There are some limitations of this study. First, the small number of participants in the yoga, CBT, and control groups requires caution in interpreting the findings, as well as the fact that the number of participants in the self-hypnosis group was significantly higher than in the other groups. Second, our study was not randomised but included a control group to compare to the intervention groups. However, it is likely that patient interest, driving the intensity of practice and its enjoyment, has a positive role (Carlson and Bultz, 2008). Carlson et al (2014) showed in a randomised study that patient preference was a strong predictor of outcomes. In their study comparing two active psychosocial interventions in a control group, breast cancer patients who were assigned to their preferred intervention reported significantly greater improvement in QoL compared to women who received their non-preferred intervention. Another limitation is that the control group did not benefit from the intervention at all in our study. Indeed, even if they agreed not to participate, the interventions proposed could have been positive for them and it seems important to figure out how to motivate such patients to engage in the process. In addition, participants in the control group did not complete all the questionnaires for feasibility reasons, which limits some analyses. Finally, we were only able to assess the effects of the intervention at a 9-month follow-up, despite the fact that more and more studies collect data over longer periods of time.
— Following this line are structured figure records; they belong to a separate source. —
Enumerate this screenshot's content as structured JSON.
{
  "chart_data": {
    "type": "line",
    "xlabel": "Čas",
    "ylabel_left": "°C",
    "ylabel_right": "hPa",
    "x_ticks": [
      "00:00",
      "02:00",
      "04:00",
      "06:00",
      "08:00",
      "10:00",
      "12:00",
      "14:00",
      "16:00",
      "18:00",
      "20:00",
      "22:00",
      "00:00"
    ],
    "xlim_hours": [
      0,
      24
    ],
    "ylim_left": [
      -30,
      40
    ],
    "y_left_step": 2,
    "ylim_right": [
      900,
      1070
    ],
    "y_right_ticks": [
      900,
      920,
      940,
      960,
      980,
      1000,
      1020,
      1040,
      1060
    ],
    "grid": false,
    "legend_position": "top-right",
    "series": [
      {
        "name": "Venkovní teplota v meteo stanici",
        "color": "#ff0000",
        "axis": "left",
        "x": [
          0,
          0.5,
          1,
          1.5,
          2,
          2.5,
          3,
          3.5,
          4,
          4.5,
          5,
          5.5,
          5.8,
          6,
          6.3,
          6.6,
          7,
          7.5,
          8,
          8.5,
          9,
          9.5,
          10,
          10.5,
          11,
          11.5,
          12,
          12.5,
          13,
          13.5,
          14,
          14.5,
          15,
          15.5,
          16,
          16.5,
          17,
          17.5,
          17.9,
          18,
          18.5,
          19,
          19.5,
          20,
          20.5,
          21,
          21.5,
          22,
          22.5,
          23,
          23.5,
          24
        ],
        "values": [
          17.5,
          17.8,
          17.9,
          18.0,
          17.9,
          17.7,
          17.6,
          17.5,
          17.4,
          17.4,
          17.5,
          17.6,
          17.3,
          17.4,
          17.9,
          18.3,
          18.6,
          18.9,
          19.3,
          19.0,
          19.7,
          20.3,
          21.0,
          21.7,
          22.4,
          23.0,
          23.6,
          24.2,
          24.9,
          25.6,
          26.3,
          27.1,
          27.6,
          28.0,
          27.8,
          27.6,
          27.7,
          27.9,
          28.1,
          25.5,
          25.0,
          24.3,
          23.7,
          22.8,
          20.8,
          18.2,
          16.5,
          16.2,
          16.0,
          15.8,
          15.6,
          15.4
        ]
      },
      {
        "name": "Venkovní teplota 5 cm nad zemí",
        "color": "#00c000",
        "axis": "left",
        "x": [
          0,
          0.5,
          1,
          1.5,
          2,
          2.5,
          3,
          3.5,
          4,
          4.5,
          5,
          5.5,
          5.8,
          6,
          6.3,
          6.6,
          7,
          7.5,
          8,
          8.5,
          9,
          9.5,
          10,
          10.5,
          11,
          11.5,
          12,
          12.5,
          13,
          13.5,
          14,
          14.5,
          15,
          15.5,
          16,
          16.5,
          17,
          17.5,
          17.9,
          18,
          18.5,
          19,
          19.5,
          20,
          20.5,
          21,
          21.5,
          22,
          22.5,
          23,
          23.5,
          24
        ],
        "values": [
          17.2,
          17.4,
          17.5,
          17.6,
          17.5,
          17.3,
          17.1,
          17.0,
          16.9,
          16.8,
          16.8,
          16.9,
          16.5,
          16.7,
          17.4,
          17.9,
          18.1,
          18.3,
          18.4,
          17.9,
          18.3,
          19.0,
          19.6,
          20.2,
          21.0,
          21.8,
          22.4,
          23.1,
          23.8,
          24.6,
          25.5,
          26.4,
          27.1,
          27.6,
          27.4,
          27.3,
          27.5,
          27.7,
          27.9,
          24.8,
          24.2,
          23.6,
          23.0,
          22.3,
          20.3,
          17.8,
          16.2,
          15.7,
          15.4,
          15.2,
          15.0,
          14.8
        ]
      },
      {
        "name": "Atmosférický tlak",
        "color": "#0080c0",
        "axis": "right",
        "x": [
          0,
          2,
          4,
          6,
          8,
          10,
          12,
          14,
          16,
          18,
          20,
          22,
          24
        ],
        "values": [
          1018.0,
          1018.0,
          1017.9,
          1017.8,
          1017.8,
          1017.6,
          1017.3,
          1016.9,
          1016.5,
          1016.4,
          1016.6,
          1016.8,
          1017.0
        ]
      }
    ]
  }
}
Future research might investigate the associations between the variables discussed by adopting an experimental design, such as a randomised-controlled trial, which is the most scientifically rigorous trial design for assessing the efficacy of an intervention (Pocock, 1983; Millat et al, 2005), and by collecting data during longer periods of time. Larger sample sizes would also help measure more significant effects. Future research might include all types of cancer, not only breast cancer, and some objective measures of emotion regulation and sleep quality such as cardiac frequency, activity, or sleep pattern monitoring. At a clinical level, our study highlights a need to consider the psychological impact of cancer and proposes different interventions to help patients cope with it. Our study strongly argues in favour of alternative psychotherapeutic approaches, especially hypnosis-based interventions, to improve fatigue and emotional distress. As patients are interested in those kinds of therapeutic interventions, increasing our knowledge about them and their mechanisms; thus, proposing them in an appropriate way in the oncology care routine could be very useful both for health professionals and patients.

In conclusion, this study showed the benefits of self-hypnosis in improving anxiety, depression, and fatigue of breast cancer patients immediately after the intervention and until the 9-month follow-up. Yoga also seems to be useful in decreasing anxiety quickly after the intervention, with this effect lasting at least 9 months. Larger samples would be necessary to determine differences between the three types of interventions.